Even if Congress did all this, we would still face tough decisions. Imagine if further prostate research showed that a $50,000 dose of targeted radiation did not extend life but did bring fewer side effects, like diarrhea, than other forms of radiation. Should Medicare spend billions to pay for targeted radiation? Or should it help prostate patients manage their diarrhea and then spend the billions on other kinds of care?

The answer isn’t obvious. But this much is: The current health care system is hard-wired to be bloated and inefficient. Doesn’t that seem like a problem that a once-in-a-generation effort to reform health care should address?"
http://www.nytimes.com/2009/07/08/business/economy/08leonhardt.html?scp=1&sq=david%20leonhardt%20prostate&st=cse

2 comments:

Anonymous said...

Gotta love hyperbole - yes, research accelerators are huge. medical treatment accelerators for proton are not. (the one at Loma Linda University Medical Center ( LLUMC) is 20ft in diameter - not tiny, granted, but about 7% the size of a "football field" diameter ring.
As for the costs - all these people that say that "conventional radiation (including IMRT)" are just as effective ignore one *major* difference: Quality of life.
The majority of treatments result in incontinence (listed as a *COMMON* side effect), and impotence (75% of men after 5 years)
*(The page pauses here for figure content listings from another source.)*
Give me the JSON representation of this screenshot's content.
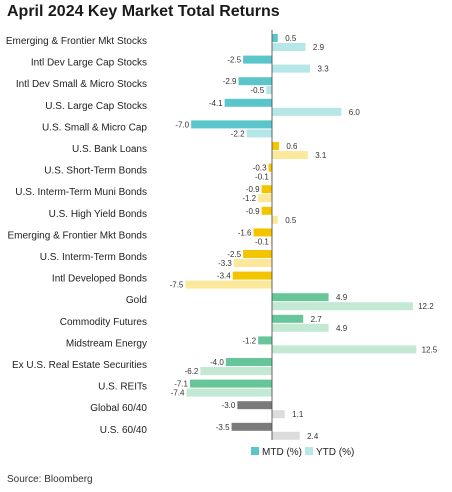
{
  "chart_data": {
    "type": "bar",
    "orientation": "horizontal",
    "title": "April 2024 Key Market Total Returns",
    "source": "Source: Bloomberg",
    "categories": [
      "Emerging & Frontier Mkt Stocks",
      "Intl Dev Large Cap Stocks",
      "Intl Dev Small & Micro Stocks",
      "U.S. Large Cap Stocks",
      "U.S. Small & Micro Cap",
      "U.S. Bank Loans",
      "U.S. Short-Term Bonds",
      "U.S. Interm-Term Muni Bonds",
      "U.S. High Yield Bonds",
      "Emerging & Frontier Mkt Bonds",
      "U.S. Interm-Term Bonds",
      "Intl Developed Bonds",
      "Gold",
      "Commodity Futures",
      "Midstream Energy",
      "Ex U.S. Real Estate Securities",
      "U.S. REITs",
      "Global 60/40",
      "U.S. 60/40"
    ],
    "series": [
      {
        "name": "MTD (%)",
        "values": [
          0.5,
          -2.5,
          -2.9,
          -4.1,
          -7.0,
          0.6,
          -0.3,
          -0.9,
          -0.9,
          -1.6,
          -2.5,
          -3.4,
          4.9,
          2.7,
          -1.2,
          -4.0,
          -7.1,
          -3.0,
          -3.5
        ]
      },
      {
        "name": "YTD (%)",
        "values": [
          2.9,
          3.3,
          -0.5,
          6.0,
          -2.2,
          3.1,
          -0.1,
          -1.2,
          0.5,
          -0.1,
          -3.3,
          -7.5,
          12.2,
          4.9,
          12.5,
          -6.2,
          -7.4,
          1.1,
          2.4
        ]
      }
    ],
    "value_labels": {
      "MTD (%)": [
        "0.5",
        "-2.5",
        "-2.9",
        "-4.1",
        "-7.0",
        "0.6",
        "-0.3",
        "-0.9",
        "-0.9",
        "-1.6",
        "-2.5",
        "-3.4",
        "4.9",
        "2.7",
        "-1.2",
        "-4.0",
        "-7.1",
        "-3.0",
        "-3.5"
      ],
      "YTD (%)": [
        "2.9",
        "3.3",
        "-0.5",
        "6.0",
        "-2.2",
        "3.1",
        "-0.1",
        "-1.2",
        "0.5",
        "-0.1",
        "-3.3",
        "-7.5",
        "12.2",
        "4.9",
        "12.5",
        "-6.2",
        "-7.4",
        "1.1",
        "2.4"
      ]
    },
    "group_colors": {
      "equity": {
        "MTD (%)": "#5bc5cc",
        "YTD (%)": "#b5e6e8"
      },
      "fixed_income": {
        "MTD (%)": "#f5c400",
        "YTD (%)": "#fbe89a"
      },
      "real_assets": {
        "MTD (%)": "#66c69a",
        "YTD (%)": "#c3e8d4"
      },
      "balanced": {
        "MTD (%)": "#7a7a7a",
        "YTD (%)": "#dcdcdc"
      }
    },
    "category_groups": [
      "equity",
      "equity",
      "equity",
      "equity",
      "equity",
      "fixed_income",
      "fixed_income",
      "fixed_income",
      "fixed_income",
      "fixed_income",
      "fixed_income",
      "fixed_income",
      "real_assets",
      "real_assets",
      "real_assets",
      "real_assets",
      "real_assets",
      "balanced",
      "balanced"
    ],
    "legend": [
      "MTD (%)",
      "YTD (%)"
    ],
    "legend_position": "bottom-right",
    "grid": false
  }
}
Proton treatment spares healthy tissue in such a manner as to reduce or in many cases eliminate these effects.

So, yes, it may cost a little less - but ask the patient how much his sex life is worth, and you may be surprised. (and no, viagra and friends don't help - this is nerve damage)

Trey White said...

Taking Ms or Mr. Anon at their word I would ask the following:

1)Proton costs $100K or so (the commenter did not deny that) so can society afford $100K to retain male potency?

2)Should age matter?

3) By afford does that mean everyone? Or only folks able to afford insurance? Or over the age of 65 when Medicare kicks (then see Q#2)

The commenter may be right I suspect (would hope) a $100K treatment has more attributes than a $5K treatment. But this is about choices. It is easy to say yes when you are not paying directly but you are paying indirectly.